Dismiss Notice
Join Physics Forums Today!
The friendliest, high quality science and math community on the planet! Everyone who loves science is here!

Does accelerating electrons give a higher voltage

  1. Sep 24, 2011 #1
    the way im understanding how voltage works is how fast one coulomb is passing a point. so if i push more electrons passed a point, it actually gives it a higher voltage?
    that and, if i have a screen with a positive potential across it and an electron stream flowing towards it, would the stream accelerate up to the voltage?
    ps, im pretty sure the term electron volts is going to be said, im too tired to think and just regurgitated hours of trying to understand this.
    goodnite
     
  2. jcsd
  3. Sep 24, 2011 #2
    Seems like you may have voltage and current mixed up...it's difficult to tell from your phrasing. That's common when starting out studying electricity.

    One way to think about it is via the old analogy: think of water molecules as "electrons" flowing and water pressure as voltage. A coulomb is analogous to a quantity of water (molecules)...say a quart or a liter (and a coulomb is q =it). So if you have more water (molecules) passing a point, you have more CURRENT (molecules) flowing. That can be accomplished by increasing the size of the pipe, like decreasing resistance, for example, or by increasing the pressure (voltage).

    To push more electrons past a point, given a fixed circuit resistance, yes you'd have to increase voltage...that's the only way to get more current flowing.
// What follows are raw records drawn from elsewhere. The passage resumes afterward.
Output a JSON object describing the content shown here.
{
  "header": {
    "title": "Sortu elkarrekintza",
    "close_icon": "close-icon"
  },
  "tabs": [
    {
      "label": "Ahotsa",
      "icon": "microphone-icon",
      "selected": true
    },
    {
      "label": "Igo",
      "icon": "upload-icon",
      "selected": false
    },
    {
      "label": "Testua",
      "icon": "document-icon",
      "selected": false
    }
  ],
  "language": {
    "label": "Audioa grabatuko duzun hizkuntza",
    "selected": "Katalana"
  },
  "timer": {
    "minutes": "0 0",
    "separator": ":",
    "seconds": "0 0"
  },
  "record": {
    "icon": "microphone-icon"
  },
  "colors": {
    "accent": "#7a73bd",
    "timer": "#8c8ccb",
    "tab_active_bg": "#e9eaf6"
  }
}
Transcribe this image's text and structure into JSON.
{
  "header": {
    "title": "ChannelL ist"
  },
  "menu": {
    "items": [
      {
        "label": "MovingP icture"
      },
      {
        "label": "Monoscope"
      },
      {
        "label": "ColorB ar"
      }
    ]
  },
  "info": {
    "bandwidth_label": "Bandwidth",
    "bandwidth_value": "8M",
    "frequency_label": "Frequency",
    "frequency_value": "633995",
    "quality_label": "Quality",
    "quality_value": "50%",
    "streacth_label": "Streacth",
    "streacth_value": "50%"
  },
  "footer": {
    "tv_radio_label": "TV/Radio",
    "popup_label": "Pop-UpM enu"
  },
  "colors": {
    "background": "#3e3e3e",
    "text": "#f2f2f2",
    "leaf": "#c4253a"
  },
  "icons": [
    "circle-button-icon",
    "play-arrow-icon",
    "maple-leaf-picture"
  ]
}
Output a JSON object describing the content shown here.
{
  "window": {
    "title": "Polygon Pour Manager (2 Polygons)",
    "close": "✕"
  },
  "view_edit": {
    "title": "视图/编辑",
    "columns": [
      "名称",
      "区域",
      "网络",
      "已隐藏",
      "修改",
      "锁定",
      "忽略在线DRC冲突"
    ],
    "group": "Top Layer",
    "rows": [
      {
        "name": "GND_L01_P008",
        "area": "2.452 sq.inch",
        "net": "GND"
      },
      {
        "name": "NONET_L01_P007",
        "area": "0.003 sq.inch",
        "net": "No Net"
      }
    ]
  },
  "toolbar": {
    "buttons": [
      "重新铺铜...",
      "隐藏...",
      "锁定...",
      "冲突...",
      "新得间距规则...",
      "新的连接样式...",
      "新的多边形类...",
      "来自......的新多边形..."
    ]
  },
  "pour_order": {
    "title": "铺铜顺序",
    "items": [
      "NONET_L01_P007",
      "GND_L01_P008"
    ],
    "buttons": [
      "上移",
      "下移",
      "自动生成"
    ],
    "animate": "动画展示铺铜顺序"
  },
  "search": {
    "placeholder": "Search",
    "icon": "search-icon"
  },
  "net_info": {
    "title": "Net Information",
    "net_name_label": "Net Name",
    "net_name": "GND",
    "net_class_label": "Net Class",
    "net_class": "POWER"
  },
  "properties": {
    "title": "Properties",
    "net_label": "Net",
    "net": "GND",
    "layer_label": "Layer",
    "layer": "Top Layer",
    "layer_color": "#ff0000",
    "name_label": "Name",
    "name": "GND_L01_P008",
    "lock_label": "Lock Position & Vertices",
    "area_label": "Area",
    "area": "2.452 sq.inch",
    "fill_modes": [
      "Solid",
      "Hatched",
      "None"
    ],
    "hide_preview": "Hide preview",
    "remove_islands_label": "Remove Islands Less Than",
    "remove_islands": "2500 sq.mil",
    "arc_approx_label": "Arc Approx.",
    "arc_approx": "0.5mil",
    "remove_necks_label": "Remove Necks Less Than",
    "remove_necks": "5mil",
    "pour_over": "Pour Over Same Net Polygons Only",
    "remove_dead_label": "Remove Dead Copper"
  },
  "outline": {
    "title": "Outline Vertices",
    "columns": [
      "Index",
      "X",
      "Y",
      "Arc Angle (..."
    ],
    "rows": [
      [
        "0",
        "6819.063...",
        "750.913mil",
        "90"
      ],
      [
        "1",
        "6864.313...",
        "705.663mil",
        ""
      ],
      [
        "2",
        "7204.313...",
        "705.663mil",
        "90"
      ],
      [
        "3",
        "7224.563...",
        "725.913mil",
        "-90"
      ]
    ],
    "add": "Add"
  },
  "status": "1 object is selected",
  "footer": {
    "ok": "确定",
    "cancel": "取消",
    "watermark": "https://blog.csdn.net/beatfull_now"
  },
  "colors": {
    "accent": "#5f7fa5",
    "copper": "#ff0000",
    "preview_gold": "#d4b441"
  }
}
    It's typically convenient to think of voltage as causing the motion of electrons in a circuit....typically they won't move much by themselves except locally as in their local electron cloud. Some voltage (energy) needs to be applied to break them losse from their local attraction to a positively charged nucleus.


    An electron volt is the amount of kinetic energy gained by an electron when it accelerates through an electric potential difference of one volt. So given enough time and distance, an electron might reach the full KE available from the local voltage potential...or it might strike the positive grid potential before it reaches that energy level.